Potluck :: Rhymes and Resin :: Suburban Noize Records
as reviewed by Steve 'Flash' Juon

[Rhymes and Resin] 
"Potluck are a decade of decadence deep in sticky icky icky raps. Initially they had to roll (their blunts) independent as fuck on albums like "
Humboldt County High," but over time their consistently growing fanbase and reputation from touring with other like-minded rap acts led to them inking a deal with Suburban Noize Records. 1 Ton and Underrated have happily rolled (their blunts) with the Kottonmouth Kings and friends ever since 2006, warmly embraced by an eclectic crew of rip-rockers, stoners and old school hip-hop artists who were reborn as part of the labels' growing roster. Though they've changed labels and affiliations throughout the years, they've never changed one thing - their abiding and unbridled passion for cannabis. "Rhymes and Resin" stays true to those sentiments with songs like the smoker anthem "Light That Shit Up". Despite their stoner tendencies, the duo do show an occasional penchant for booze as well with songs like "Last Call 4 Alcohol" featuring Bosko. Speaking of "featuring," the Potluck bros can roll their joints without much outside help, so the majority of "Rhymes and Resin" is free of any impurities that would cut the high. On rare occasions though when they do add some extra herbs to the blunt, the medically enhanced mood changes completely."

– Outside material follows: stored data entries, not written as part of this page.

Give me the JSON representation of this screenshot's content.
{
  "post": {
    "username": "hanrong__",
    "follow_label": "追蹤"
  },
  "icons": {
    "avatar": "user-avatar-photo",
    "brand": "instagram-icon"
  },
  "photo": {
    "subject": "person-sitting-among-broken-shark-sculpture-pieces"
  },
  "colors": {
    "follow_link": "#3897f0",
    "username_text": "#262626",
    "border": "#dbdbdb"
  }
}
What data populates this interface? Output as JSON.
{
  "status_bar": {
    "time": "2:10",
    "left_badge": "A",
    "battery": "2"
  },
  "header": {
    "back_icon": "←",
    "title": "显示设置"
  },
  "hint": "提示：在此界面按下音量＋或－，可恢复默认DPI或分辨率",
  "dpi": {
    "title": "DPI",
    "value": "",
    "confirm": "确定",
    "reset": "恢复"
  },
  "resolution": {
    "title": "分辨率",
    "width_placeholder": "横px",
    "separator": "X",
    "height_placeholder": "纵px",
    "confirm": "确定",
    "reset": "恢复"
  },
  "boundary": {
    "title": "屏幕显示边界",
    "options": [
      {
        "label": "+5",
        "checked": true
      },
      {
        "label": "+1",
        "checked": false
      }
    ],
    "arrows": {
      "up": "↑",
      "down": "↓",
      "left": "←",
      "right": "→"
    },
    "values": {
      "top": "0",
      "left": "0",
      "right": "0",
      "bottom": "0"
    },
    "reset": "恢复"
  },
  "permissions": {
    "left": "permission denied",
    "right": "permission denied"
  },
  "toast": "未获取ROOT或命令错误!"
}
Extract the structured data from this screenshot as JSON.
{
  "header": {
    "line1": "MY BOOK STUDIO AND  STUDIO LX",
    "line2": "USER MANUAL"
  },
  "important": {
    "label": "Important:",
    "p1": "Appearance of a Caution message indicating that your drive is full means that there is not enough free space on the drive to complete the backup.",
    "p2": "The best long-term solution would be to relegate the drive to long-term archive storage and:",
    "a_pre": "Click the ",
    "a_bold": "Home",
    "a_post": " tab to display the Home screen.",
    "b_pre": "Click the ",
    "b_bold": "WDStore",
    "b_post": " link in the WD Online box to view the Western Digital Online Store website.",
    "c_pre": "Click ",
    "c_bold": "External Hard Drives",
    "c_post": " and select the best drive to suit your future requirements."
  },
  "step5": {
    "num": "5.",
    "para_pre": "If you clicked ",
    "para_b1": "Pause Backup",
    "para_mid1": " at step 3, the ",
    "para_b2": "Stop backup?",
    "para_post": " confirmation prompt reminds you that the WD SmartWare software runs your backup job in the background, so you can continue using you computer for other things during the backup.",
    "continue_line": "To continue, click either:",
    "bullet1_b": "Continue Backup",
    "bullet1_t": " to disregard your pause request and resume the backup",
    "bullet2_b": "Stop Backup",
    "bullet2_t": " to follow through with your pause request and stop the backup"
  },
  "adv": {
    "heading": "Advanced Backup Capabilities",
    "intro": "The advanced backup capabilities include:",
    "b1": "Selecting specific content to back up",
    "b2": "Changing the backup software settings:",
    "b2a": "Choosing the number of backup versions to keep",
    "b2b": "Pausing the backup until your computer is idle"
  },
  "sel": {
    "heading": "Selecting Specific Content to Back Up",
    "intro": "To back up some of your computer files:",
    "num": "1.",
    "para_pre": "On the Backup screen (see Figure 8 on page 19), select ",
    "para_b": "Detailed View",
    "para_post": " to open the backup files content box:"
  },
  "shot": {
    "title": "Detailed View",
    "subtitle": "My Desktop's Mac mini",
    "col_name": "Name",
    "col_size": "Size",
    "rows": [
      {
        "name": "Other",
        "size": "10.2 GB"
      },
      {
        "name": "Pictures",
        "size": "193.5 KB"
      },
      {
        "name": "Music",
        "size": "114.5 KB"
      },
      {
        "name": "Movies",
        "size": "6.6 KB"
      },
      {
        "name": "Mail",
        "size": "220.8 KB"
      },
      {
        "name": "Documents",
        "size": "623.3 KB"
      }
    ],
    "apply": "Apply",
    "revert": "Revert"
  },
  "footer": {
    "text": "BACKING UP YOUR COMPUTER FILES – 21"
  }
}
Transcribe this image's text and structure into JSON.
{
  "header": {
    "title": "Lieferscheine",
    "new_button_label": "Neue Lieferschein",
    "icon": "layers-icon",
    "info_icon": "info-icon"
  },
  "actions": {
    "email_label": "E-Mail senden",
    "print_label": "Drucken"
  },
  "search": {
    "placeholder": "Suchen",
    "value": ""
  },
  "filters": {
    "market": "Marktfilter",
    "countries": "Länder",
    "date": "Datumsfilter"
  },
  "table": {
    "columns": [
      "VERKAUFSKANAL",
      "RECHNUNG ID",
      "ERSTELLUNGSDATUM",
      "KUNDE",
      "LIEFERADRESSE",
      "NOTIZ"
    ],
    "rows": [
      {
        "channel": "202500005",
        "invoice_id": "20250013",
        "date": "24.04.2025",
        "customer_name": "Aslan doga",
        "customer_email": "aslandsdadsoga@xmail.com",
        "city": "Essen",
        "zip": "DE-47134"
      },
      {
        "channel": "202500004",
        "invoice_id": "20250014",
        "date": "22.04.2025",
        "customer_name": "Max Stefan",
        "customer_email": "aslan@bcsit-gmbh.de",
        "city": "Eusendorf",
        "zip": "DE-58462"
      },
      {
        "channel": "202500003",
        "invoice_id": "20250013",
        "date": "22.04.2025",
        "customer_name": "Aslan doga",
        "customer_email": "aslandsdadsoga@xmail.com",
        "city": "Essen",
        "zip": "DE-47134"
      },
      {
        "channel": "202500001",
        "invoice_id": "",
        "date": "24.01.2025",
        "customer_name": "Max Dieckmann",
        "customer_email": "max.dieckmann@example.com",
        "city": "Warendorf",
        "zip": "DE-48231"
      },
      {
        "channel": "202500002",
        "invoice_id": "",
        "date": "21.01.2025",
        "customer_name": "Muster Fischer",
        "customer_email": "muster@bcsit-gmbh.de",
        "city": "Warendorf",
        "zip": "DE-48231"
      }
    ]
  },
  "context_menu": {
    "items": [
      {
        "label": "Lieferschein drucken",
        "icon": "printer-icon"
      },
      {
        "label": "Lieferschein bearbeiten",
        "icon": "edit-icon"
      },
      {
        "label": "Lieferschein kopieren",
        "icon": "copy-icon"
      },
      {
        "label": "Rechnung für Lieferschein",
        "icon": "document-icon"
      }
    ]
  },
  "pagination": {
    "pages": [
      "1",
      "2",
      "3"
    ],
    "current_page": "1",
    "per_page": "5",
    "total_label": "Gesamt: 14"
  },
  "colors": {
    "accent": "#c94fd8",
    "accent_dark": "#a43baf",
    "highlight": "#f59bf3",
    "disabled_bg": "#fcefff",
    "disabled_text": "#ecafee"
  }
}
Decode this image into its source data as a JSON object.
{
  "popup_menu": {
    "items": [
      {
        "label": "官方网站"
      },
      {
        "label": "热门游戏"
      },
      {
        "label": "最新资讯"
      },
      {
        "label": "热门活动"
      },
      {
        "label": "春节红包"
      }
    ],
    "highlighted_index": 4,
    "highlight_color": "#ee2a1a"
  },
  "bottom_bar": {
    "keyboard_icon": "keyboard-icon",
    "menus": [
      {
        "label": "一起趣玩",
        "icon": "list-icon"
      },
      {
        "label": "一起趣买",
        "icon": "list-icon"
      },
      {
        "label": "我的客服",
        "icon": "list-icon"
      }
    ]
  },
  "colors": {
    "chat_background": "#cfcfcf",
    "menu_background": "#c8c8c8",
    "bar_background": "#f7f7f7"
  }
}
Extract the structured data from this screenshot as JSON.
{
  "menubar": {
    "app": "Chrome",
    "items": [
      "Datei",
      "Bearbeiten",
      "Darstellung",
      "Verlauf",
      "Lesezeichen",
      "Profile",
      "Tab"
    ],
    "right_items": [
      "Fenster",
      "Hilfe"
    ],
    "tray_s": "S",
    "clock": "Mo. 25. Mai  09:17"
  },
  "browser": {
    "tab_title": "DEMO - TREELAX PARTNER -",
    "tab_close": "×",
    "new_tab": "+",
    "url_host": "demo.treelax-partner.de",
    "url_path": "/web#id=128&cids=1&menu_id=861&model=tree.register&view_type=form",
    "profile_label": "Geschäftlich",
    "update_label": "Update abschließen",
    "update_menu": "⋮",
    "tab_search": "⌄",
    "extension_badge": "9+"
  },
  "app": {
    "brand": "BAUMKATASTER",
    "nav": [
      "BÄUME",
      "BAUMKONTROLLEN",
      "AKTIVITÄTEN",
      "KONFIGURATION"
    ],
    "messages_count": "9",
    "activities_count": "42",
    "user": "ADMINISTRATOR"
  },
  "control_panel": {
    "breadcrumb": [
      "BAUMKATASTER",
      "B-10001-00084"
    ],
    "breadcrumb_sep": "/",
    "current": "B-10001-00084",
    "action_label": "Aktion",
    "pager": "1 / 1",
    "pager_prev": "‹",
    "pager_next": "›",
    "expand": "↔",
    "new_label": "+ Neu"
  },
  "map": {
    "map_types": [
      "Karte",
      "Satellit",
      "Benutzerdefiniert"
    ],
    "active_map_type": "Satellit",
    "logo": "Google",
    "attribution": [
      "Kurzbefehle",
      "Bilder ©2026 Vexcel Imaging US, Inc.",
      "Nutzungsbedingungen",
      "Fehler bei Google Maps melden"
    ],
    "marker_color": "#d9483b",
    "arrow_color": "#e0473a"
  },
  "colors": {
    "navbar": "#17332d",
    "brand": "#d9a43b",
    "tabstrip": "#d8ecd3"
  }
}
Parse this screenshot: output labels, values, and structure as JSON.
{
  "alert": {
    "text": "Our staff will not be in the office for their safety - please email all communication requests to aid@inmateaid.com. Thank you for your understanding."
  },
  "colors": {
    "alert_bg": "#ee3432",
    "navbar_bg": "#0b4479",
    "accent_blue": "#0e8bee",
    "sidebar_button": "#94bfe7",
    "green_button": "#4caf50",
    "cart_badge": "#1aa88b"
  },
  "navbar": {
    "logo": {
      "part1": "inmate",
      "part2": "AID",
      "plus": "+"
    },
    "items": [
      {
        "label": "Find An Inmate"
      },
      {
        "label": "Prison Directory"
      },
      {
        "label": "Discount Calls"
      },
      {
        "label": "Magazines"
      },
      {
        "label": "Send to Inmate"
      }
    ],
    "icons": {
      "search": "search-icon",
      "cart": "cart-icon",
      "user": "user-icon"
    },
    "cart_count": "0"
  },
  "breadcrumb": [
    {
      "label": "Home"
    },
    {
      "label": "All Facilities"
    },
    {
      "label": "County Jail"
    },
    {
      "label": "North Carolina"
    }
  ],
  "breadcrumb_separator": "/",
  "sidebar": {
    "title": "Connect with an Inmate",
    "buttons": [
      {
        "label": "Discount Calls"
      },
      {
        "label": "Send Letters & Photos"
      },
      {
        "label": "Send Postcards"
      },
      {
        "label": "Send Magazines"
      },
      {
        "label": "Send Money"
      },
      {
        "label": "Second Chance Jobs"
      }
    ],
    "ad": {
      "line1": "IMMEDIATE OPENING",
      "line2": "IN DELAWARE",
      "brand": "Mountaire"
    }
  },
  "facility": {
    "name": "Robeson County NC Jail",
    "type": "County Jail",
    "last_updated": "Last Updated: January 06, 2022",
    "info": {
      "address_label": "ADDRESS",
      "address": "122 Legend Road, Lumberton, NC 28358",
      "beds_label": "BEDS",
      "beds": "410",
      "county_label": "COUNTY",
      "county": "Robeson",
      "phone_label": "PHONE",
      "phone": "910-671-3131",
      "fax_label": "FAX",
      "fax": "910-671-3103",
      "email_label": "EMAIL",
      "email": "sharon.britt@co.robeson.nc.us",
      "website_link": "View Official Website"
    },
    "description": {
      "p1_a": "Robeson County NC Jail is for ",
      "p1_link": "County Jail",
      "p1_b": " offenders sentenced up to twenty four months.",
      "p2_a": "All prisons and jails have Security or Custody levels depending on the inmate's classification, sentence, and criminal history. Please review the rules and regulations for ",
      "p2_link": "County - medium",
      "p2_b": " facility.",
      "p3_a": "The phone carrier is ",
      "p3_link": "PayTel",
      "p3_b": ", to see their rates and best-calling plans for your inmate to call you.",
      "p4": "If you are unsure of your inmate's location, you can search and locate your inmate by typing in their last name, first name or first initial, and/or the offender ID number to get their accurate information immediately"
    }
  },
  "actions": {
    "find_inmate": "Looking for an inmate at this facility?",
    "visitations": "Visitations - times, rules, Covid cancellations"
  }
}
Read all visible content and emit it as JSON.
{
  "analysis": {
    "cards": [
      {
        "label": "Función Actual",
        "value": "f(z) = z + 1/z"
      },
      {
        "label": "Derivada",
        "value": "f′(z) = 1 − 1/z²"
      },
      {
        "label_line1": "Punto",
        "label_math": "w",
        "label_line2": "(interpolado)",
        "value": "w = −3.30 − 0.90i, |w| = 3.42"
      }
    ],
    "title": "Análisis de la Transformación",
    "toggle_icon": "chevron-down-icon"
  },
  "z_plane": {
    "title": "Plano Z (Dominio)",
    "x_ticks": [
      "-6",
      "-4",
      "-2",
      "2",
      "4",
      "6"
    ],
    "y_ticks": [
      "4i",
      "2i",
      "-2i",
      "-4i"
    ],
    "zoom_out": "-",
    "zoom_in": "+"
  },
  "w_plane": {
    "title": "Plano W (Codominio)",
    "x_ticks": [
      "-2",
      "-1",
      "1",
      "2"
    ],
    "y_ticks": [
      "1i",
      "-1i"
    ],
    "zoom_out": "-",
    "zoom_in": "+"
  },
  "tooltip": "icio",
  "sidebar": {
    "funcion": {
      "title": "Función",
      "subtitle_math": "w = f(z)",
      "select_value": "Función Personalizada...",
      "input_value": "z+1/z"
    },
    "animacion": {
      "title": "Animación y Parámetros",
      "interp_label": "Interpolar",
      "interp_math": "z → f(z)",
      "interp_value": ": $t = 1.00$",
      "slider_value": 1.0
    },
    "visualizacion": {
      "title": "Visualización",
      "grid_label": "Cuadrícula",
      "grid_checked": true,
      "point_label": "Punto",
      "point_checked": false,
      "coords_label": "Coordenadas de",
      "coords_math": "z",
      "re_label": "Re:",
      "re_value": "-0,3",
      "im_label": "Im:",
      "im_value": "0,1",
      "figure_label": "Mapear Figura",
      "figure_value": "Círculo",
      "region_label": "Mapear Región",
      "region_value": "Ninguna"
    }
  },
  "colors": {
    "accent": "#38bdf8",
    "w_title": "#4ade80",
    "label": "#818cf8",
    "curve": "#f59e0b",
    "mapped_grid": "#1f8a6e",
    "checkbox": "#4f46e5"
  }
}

Wiley :: 100% Publishing :: Big Dada Recordings/Ninja Tune
as reviewed by Steve 'Flash' Juon

[100% Publishing]

"Professing to be the Lord Byron of rap, Richard Cowie a/k/a Wiley is the latest hip-hop artist in a continually evolving and growing UK scene with aspirations to hit it big outside of the big island. Linking up with Big Dada Recordings is a good start, as they're a subsidiary of the Ninja Tune label, which has had a strong internationally going all the way back to 1990. Wiley is also very D.I.Y., reflected in both the title of "100% Publishing" and in his attitude about producing almost the entire album himself. That's an ideal way to control the quality of the end product coming out and to also reap the most profit and royalties from it. Of course taking on "100%" means that you're just as responsible for when things go well as when things don't. Let's start with the positive - although Wiley has a strong English accent, it's not so strong that U.S. or other international listeners shouldn't be able to follow it. If he sounds slightly Carribean in the process, that's not a coincidence, and he talks about his multi-cultural background on the song "Your Intuition". Wiley has a confident, cocksure and a bit Cockney flow - all of which are in his favor. Like many of today's nouvelle hip-hop artists and European imports, he also favors a higher BPM and a little bit more electronic sound in his production. In that regard Wiley is more than several steps above the average unsigned artist releasing GarageBand dub tracks, and has clearly made music he's comfortable performing in front of crowds on tour."